By Maher Chmaytelli
BAGHDAD (Reuters) - Iraqi Prime Minister Haider al-Abadi said on Monday he had formally demanded the Kurdistan region suspend an independence referendum that regional neighbours and Western powers fear could undermine a campaign against Islamic State militants.
Turkey, which like Iran harbours fears of Kurdish separatism on its own territory, carried out military exercises at the Iraqi border. Iran warned of unspecified consequences if the Iraqi Kurds went ahead with their plans.
But the Kurdish leadership in northern Iraq showed no sign of flinching despite coming under intense international and regional pressure to call off the Sept. 25 vote.
Kurdish forces have, with U.S. backing, been in the forefront of the battle against Islamic State in Iraq and Syria. But the Kurdish involvement strains relations between Washington and Ankara.
The Iraqi Supreme Federal Court approved Abadi's demand to consider "the breakaway of any region or province from Iraq as unconstitutional", his office said in a statement.
"Holding (the referendum) will lead to dangerous outcomes, resulting in the division of Iraq and threatening civil peace."
The court, in charge of settling disputes between the central government and the provinces, "ordered" the government of the autonomous Kurdish region to stop the referendum.
The court's order bears legal weight but it cannot be implemented in practice in the Kurdish region which has its own police and its own government, led by Massoud Barzani.

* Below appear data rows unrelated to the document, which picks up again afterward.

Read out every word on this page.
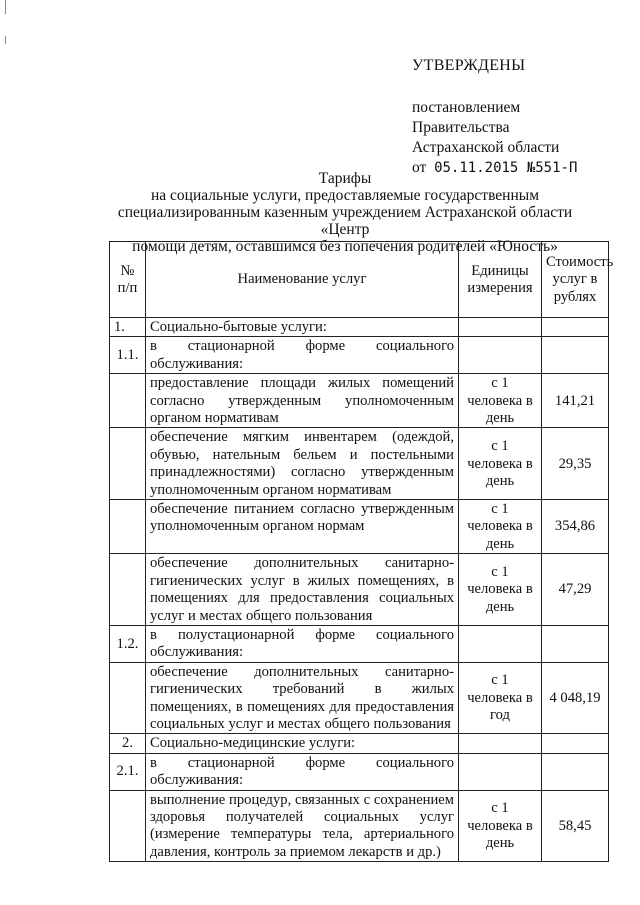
УТВЕРЖДЕНЫ
постановлением
Правительства
Астраханской области
от 05.11.2015 №551-П
Тарифы
на социальные услуги, предоставляемые государственным
специализированным казенным учреждением Астраханской области «Центр
помощи детям, оставшимся без попечения родителей «Юность»
№ п/п	Наименование услуг	Единицы измерения	Стоимость услуг в рублях
1.	Социально-бытовые услуги:		
1.1.	в стационарной форме социального обслуживания:		
	предоставление площади жилых помещений согласно утвержденным уполномоченным органом нормативам	с 1 человека в день	141,21
	обеспечение мягким инвентарем (одеждой, обувью, нательным бельем и постельными принадлежностями) согласно утвержденным уполномоченным органом нормативам	с 1 человека в день	29,35
	обеспечение питанием согласно утвержденным уполномоченным органом нормам	с 1 человека в день	354,86
	обеспечение дополнительных санитарно-гигиенических услуг в жилых помещениях, в помещениях для предоставления социальных услуг и местах общего пользования	с 1 человека в день	47,29
1.2.	в полустационарной форме социального обслуживания:		
	обеспечение дополнительных санитарно-гигиенических требований в жилых помещениях, в помещениях для предоставления социальных услуг и местах общего пользования	с 1 человека в год	4 048,19
2.	Социально-медицинские услуги:		
2.1.	в стационарной форме социального обслуживания:		
	выполнение процедур, связанных с сохранением здоровья получателей социальных услуг (измерение температуры тела, артериального давления, контроль за приемом лекарств и др.)	с 1 человека в день	58,45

Iraqi state TV said the court had issued an "order to stop the procedures of the referendum planned on Sept. 25 (..) by the Kurdistan regional presidency".
The United Nations, the United States, Britain and France have renewed over the past 48 hours their rejection of the vote, seen as a distraction from the war on Islamic State militants who continue to occupy parts of Iraq and Syria.
They called on Erbil, the seat of the Kurdistan Regional Government, to talk with Baghdad to resolve land and power sharing disputes.
TURKISH MANOEUVRES
Iran also demanded restraint from the Iraqi Kurds.
"Any damage to this strategic principle (of Iraq's unity) would lead to the revision of and serious alteration in the existing cooperation between Iran and Iraq’s Kurdistan region,” said Ali Shamkhani, the secretary of Iran's Supreme National Security Council, according to state-run Press TV.
Turkish Prime Minister Binali Yildirim has said the planned Sept. 25 referendum is an issue of national security, and warned that Turkey will take any necessary steps in response.
Around a hundred Turkish military vehicles, mostly tanks, took part in exercises near the Habur border gate, a crossing point into Iraq, the private Dogan news agency said on Monday. Vehicles carrying missiles and howitzers also participated.
Turkey especially has large commercial investments in northern Iraq and long cultivated close relations with Erbil, despite a conflict on its own territory with Kurdish separatists that has run since 1984. Oil is a central issue.
The Kurdish regional government announced on Monday that it had agreed with Russian oil major Rosneft to invest in its gas pipeline infrastructure and to export large supplies of gas to Turkey and Europe.
Kurdistan has been exporting oil independently from the central government in Baghdad since 2014 and Kremlin-controlled Rosneft joined the list of buyers this year, lending the semi-autonomous region hundreds of millions of dollars in loans guaranteed by future oil sales.
"All outstanding issues between the federal Government and the Kurdistan Regional Government should be resolved through structured dialogue and constructive compromise," U.N. spokesman Stephane Dujarric said in a statement on Sunday.